L'avènement du manga - en France, une BD vendue sur deux vient du Japon - a permis à la deuxième génération de fans, les adolescents d'aujourd'hui, d'être moins marginalisée. "Ils vont se dire que forcément, les producteurs en charge des adaptations connaissent moins bien l'œuvre qu'eux, et que ce sera mal fait. Les raisons sont différentes mais, quelle que soit la génération, il y a un rejet des adaptations made in occident."

L'exception culturelle (des adaptations) française(s)?

Et de souligner une exception française, le Nicky Larson de Philippe Lacheau sorti en 2018: "Le dessin animé d'origine avait cet humour grivois qui correspond à ses films, le personnage est tourné en ridicule, il y avait une volonté de faire un film d'action. C'était une belle adaptation, justement parce qu'elle ne cherchait pas à adapter."

De quoi laisser leur chance à deux autres futures productions françaises tirées de programmes cultes japonais: une série inspirée de Cat's Eyes, et un projet de programme sur Les Mystérieuses Cités d'or, révélé par Allociné.

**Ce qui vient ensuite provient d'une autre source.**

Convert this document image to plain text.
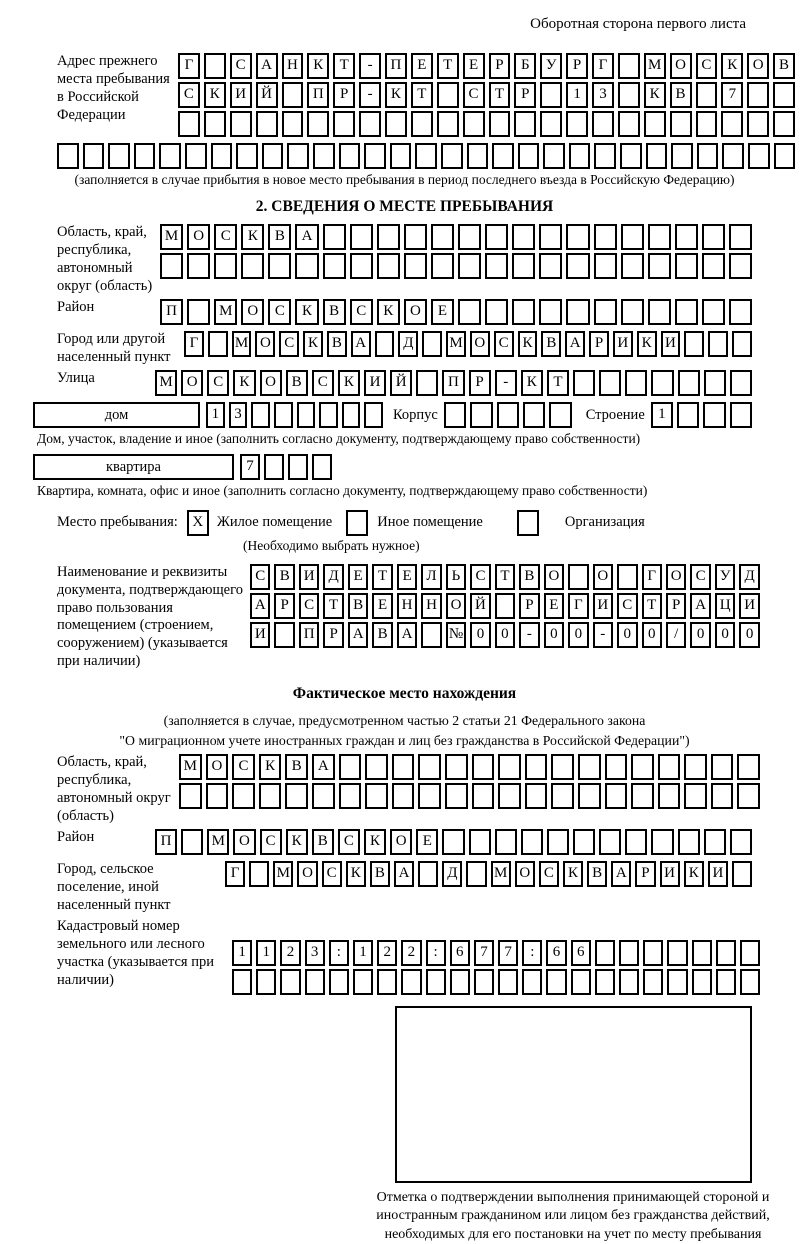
Оборотная сторона первого листа
Адрес прежнего места пребывания в Российской Федерации
Г	С	А	Н	К	Т	-	П	Е	Т	Е	Р	Б	У	Р	Г	М О	С	К	О	В
С	К	И	Й	П	Р	-	К	Т	С	Т	Р	1	3	К	В	7
(заполняется в случае прибытия в новое место пребывания в период последнего въезда в Российскую Федерацию)
2. СВЕДЕНИЯ О МЕСТЕ ПРЕБЫВАНИЯ
Область, край, республика, автономный округ (область)
М	О	С	К	В	А
Район	П	М	О	С	К	В	С	К	О	Е
Город или другой населенный пункт
Г	М О С К В А	Д	М О С К В А Р И К И
Улица	М О	С	К	О	В	С	К	И	Й	П	Р	-	К	Т
дом	1	3	Корпус	Строение 1
Дом, участок, владение и иное (заполнить согласно документу, подтверждающему право собственности)
квартира	7
Квартира, комната, офис и иное (заполнить согласно документу, подтверждающему право собственности)
Место пребывания: X Жилое помещение	Иное помещение	Организация
(Необходимо выбрать нужное)
Наименование и реквизиты документа, подтверждающего право пользования помещением (строением, сооружением) (указывается при наличии)
С В И Д Е	Т	Е Л	Ь	С Т В О	О	Г О С У Д
А Р	С Т В Е Н Н О Й	Р	Е	Г И С Т	Р А Ц И
И	П Р А В А	№ 0	0	-	0	0	-	0	0	/	0	0	0
Фактическое место нахождения
(заполняется в случае, предусмотренном частью 2 статьи 21 Федерального закона
"О миграционном учете иностранных граждан и лиц без гражданства в Российской Федерации")
Область, край, республика, автономный округ (область)
М О	С	К	В	А
Район	П	М О	С	К	В	С	К	О	Е
Город, сельское поселение, иной населенный пункт
Г	М О С К В А	Д	М О С К В А Р И К И
Кадастровый номер земельного или лесного участка (указывается при наличии)
1	1	2	3	:	1	2	2	:	6	7	7	:	6	6
Отметка о подтверждении выполнения принимающей стороной и иностранным гражданином или лицом без гражданства действий, необходимых для его постановки на учет по месту пребывания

Le succès du One Piece à la sauce américaine ne veut pas nécessairement dire que sa carrière sera longue. Si la série a atteint le Top 10 des contenus les plus regardés dans 93 pays cette semaine sur Netflix, elle a été moins plébiscitée que The Witcher, Mercredi ou Stranger Things à leur lancement. Des résultats en demi-teinte pour un phénomène de cette ampleur.